Cuando David regresó, Sofía le esperaba impaciente junto a la puerta. Se había puesto el nuevo vestido rojo que él le había comprado. Lucía un generoso escote que dejaba a la vista una pequeña porción del sujetador de encaje. Desde el escote el vestido se le ceñía al cuerpo casi hasta el suelo, y el corte lateral de la falda revelaba una pierna perfectamente enfundada en la media. Los tacones la hacían parecer más alta, y llevaba el pelo limpio y suelto, que le caía ondulado sobre los hombros, suave y brillante. David se quedó atónito, y la admiración que reflejaba la expresión de su rostro hizo que a Sofía se le hiciera un nudo en el estómago de pura felicidad.

Después de cenar en un pequeño y elegante restaurante que daba a la encantadora Place des Vosges, David la ayudó a ponerse el abrigo nuevo y la llevó de la mano a la calle. Hacía frío. El cielo estaba plagado de estrellas diminutas que titilaban en la lejanía, y la luna era tan grande y tan clara que los cogió a ambos por sorpresa.

– Es Nochebuena -dijo David mientras cruzaban paseando la plaza.

– Eso creo. Desde que llegué a Inglaterra nunca he celebrado la Navidad -confesó Sofía sin asomo de tristeza.

– Bueno, pues esta noche la estás celebrando conmigo -dijo David, apretándole la mano-. La noche no puede ser más bella.

– Sí, una noche maravillosa. Santa Claus no tendrá ningún problema para moverse por la ciudad, ¿no te parece? -añadió Sofía echándose a reír. Pasearon alrededor de la helada fuente de piedra y se quedaron mirando la escultura que representaba una manada de gansos salvajes partiendo hacia la noche-. Parece como si alguien hubiera dado una palmada y los hubiera asustado -exclamó admirada-. Qué ingenioso, ¿verdad?

– Sofía -dijo David bajando la voz.

– Es increíble que los que están más arriba no se rompan. Parecen muy frágiles.

– Sofía -repitió David, impaciente.

– ¿Sí? -respondió Sofía sin quitar los ojos de la escultura.

– Mírame.

A Sofía le resultó tan raro oírle hablar así que se giró y le miró.

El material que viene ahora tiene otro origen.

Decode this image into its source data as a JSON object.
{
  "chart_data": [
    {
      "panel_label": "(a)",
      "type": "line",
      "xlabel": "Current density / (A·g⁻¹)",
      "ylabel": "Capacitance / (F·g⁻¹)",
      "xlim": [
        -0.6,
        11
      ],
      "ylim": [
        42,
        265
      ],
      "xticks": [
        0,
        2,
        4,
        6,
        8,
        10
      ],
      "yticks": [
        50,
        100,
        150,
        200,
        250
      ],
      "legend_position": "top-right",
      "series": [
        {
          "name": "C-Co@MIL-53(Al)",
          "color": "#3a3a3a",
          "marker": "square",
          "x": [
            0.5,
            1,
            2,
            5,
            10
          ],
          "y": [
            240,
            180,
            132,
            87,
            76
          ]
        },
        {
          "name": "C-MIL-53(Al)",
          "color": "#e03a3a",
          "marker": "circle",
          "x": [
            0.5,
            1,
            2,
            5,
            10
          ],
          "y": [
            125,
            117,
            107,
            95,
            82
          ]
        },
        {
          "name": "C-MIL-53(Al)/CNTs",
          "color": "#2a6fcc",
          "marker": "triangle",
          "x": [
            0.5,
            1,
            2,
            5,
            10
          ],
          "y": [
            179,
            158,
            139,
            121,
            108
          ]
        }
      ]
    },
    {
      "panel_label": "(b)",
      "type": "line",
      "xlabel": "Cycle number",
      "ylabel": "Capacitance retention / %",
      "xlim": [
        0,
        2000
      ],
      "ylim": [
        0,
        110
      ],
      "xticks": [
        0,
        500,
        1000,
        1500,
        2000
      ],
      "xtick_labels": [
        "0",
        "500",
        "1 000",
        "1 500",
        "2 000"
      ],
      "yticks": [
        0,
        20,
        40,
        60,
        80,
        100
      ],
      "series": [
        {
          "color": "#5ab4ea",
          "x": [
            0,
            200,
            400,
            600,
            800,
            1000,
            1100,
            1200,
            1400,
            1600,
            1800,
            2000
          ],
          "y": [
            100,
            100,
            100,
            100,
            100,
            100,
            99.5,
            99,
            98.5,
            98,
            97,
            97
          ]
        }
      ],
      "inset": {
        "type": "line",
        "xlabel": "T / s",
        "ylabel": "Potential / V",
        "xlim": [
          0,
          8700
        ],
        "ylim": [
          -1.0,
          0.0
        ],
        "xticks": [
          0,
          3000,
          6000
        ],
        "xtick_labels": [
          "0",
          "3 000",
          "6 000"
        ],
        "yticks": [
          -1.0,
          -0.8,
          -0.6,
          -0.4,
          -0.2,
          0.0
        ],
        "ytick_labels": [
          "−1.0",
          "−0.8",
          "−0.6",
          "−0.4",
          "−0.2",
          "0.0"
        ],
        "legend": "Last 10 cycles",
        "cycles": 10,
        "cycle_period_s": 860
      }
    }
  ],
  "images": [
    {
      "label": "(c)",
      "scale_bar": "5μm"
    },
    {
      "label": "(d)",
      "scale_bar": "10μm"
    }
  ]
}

– ¿Qué pasa? -preguntó, pero pudo adivinar por la expresión de David que no pasaba nada. Él tomó sus manos enguantadas entre las suyas y la miró con ternura en los ojos.

– ¿Quieres casarte conmigo?

– ¿Casarme contigo? -repitió pasmada. Por un segundo vio la cara angustiada de Santi y oyó el débil sonido de su voz: «Huyamos lejos de aquí y casémonos. ¿Quieres casarte conmigo?» Pero la voz se extinguió y David estaba de pie junto a ella, observándola con desconfianza. Sintió que se le llenaban los ojos de lágrimas y no sabía a ciencia cierta si eran lágrimas de tristeza o de felicidad.

»Sí, David, quiero casarme contigo -balbuceó. David espiró visiblemente aliviado y en su rostro se dibujó una amplia sonrisa. Sacó una cajita negra del bolsillo y la puso en las manos de ella. Sofía la abrió con cuidado. La cajita contenía un anillo de rubíes.

– El rojo es mi color favorito -susurró Sofía.

– Lo sé.

– Oh, David, es precioso. No sé qué decir.

– No digas nada. Póntelo.

Antes de intentar quitarse el guante, Sofía le devolvió el anillo para evitar que se le cayera y fuera a dar contra los relucientes adoquines. Acto seguido él tomó su pálida mano y le puso el anillo en el dedo antes de llevárselo a los labios y besarlo.

– Me has hecho el hombre más feliz del mundo, Sofía -dijo con lágrimas de emoción en los ojos.

– Y tú me has hecho completa, David. Nunca pensé que pudiera volver a amar a alguien. Pero te amo -dijo y le rodeó el cuello con los brazos-. Te amo.